Kid Rock may be a prominent Donald Trump fan, but when it comes to ticket touting he’s happy to swerve away from not one but two of Trump’s key political beliefs: that regulation is bad and European governments are stupid.
Because, when it comes to secondary ticketing, Kid Rock wants American lawmakers to implement European style regulation, mainly by introducing a price cap on the resale of tickets.
“In parts of Europe, resale ticket prices are capped”, the musician told senators in US Congress yesterday, adding, “it seems to be working”. Confirming his support for a 10% price cap within the US, so that touts - or scalpers - could only resell tickets at a price 10% higher than face value, he insisted “resale ticket price caps work and protect real fans”.
Ticket touting rules vary greatly around Europe, but in some countries the resale of tickets is indeed regulated, with either price caps, or rules that outright ban for-profit and/or unapproved touting.
Kid Rock was speaking before the Senate Commerce Committee yesterday at a session putting the spotlight on all things ticketing. Needless to say, the role and dominance of Live Nation and its Ticketmaster business, in both primary and secondary ticketing, was a big part of that conversation. And Live Nation’s EVP of Corporate And Regulatory Affairs, Dan Wall, also spoke.
Ticketmaster remained much more involved in secondary ticketing in the US market even after it shut down its standalone ticket resale sites in Europe back in 2018. However, despite that fact, Live Nation has still supported the introduction of more ticket touting regulation in the US in more recent years, even advocating for a resale price cap since 2024.
Wall reiterated that support for more resale regulation yesterday. He told senators that the ticket resale market “cries out for reform”, and “we need clear, legally enforceable rules that put the content creators - artists, teams, etc - in charge of what happens to the tickets to their events”. And those rules should be US-wide, he added, to end the current system where what the law says differs from state to state.
The Live Nation EVP also ran senators through the various ways that the live giant has tried to crackdown on bad conduct in the resale market, in particular by battling the bots touts use to buy up tickets to in-demand shows. And, unsurprisingly, Wall pushed back strongly against the lawsuit filed by the Federal Trade Commission last year that claims Live Nation has, in fact, colluded with the touts.
But none of that stopped the live giant and its ticketing subsidiary from getting quite a bit of criticism during the Senate session, from both senators and industry representatives, and from Mr Kid Rock.
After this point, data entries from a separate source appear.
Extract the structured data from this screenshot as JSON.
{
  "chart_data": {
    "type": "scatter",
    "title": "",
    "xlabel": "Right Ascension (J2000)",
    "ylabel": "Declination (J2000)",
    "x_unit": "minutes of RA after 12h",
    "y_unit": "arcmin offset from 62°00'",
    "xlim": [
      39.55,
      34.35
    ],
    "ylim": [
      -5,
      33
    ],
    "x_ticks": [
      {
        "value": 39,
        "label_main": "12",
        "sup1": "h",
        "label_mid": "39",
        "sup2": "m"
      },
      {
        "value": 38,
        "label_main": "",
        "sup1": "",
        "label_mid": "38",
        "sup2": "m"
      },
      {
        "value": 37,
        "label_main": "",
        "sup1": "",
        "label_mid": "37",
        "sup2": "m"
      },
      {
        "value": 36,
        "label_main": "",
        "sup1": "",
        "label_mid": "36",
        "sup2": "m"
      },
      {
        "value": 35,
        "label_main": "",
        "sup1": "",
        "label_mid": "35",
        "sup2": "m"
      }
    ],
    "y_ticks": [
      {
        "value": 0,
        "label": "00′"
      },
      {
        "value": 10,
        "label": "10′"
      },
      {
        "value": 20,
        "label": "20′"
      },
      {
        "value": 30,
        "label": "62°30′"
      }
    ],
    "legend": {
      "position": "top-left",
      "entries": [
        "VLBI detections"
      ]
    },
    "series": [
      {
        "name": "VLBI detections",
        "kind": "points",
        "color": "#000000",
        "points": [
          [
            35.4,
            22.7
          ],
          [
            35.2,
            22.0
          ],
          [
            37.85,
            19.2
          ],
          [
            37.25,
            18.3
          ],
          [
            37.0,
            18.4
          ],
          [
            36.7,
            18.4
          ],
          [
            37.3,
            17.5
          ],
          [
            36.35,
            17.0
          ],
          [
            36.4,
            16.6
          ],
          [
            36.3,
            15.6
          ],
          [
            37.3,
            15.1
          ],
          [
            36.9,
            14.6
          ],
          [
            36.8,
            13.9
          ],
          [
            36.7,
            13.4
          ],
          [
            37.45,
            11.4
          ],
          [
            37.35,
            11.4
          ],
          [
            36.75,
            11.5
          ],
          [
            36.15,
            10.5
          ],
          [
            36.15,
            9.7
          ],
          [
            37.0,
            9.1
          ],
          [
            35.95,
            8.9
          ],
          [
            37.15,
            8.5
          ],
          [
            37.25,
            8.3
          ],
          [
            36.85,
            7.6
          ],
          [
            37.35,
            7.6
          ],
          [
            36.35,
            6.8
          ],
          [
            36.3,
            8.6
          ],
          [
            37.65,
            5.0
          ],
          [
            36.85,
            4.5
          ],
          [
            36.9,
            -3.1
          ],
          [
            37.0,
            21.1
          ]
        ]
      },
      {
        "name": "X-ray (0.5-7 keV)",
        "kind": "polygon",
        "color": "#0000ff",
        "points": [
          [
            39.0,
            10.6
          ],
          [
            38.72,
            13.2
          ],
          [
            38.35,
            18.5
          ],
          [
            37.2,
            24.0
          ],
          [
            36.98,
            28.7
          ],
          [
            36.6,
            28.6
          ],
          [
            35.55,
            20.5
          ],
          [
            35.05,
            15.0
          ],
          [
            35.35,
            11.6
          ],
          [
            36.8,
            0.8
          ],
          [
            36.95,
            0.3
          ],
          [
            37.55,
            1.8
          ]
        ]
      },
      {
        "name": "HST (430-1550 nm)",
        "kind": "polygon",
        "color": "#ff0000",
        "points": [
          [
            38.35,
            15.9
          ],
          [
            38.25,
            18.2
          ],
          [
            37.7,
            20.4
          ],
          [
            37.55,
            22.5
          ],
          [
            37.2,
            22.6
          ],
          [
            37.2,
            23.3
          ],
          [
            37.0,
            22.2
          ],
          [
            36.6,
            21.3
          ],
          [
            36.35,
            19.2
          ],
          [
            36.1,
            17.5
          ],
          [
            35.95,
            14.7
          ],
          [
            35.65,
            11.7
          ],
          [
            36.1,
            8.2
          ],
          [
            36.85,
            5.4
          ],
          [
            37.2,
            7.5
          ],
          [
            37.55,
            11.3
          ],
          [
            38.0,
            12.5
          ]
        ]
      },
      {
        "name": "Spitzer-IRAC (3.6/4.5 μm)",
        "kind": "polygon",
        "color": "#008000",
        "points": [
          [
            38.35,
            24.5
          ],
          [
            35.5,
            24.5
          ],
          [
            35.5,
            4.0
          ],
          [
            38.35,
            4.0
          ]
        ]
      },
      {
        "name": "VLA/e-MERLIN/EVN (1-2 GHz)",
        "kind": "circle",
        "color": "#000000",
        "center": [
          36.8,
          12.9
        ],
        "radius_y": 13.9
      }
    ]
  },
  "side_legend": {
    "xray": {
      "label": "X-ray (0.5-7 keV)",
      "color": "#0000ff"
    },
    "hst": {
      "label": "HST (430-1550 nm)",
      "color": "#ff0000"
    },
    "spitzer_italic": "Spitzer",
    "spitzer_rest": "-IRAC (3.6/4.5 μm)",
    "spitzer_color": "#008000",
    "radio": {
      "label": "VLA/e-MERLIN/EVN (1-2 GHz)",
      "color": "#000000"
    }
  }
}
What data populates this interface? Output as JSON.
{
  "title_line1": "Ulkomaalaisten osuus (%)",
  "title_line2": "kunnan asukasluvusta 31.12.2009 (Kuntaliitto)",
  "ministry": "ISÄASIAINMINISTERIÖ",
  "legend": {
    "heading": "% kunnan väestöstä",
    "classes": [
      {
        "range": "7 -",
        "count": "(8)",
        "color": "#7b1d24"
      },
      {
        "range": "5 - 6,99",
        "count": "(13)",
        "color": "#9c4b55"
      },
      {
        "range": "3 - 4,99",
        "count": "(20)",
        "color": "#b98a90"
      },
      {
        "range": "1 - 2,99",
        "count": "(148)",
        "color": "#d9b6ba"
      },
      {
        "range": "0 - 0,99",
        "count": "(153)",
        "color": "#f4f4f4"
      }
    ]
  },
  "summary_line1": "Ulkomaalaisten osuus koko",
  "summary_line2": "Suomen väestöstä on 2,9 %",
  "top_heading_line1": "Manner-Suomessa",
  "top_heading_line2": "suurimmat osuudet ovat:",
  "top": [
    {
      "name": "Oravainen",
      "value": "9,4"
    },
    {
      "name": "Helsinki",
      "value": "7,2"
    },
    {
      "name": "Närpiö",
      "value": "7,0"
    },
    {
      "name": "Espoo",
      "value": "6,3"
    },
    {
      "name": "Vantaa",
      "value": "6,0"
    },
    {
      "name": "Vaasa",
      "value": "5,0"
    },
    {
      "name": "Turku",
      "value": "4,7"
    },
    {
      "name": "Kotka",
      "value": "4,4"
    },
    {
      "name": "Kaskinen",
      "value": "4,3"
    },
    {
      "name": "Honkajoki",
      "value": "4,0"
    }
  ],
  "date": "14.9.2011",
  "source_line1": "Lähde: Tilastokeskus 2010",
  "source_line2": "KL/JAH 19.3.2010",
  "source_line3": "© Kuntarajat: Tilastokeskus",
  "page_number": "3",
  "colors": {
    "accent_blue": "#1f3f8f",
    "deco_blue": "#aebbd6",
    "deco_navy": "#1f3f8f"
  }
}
Although he acknowledged that Live Nation does now support a ticket resale price cap, the musician added, “Where I’m confused is, I don’t think Ticketmaster needs a law passed to do this?” Which is true. While UK lawmakers are only now planning on introducing a new law prohibiting for-profit resale, on Ticketmaster’s UK platform tickets can already only be resold at face value plus admin fee.
The fact that Live Nation supports a price cap in the US but hasn’t voluntarily put one in place on its own platform, Kid Rock added, “proves these companies have been reactive, not proactive”. Therefore Congress should introduce a new price-cap rule to which Live Nation can react.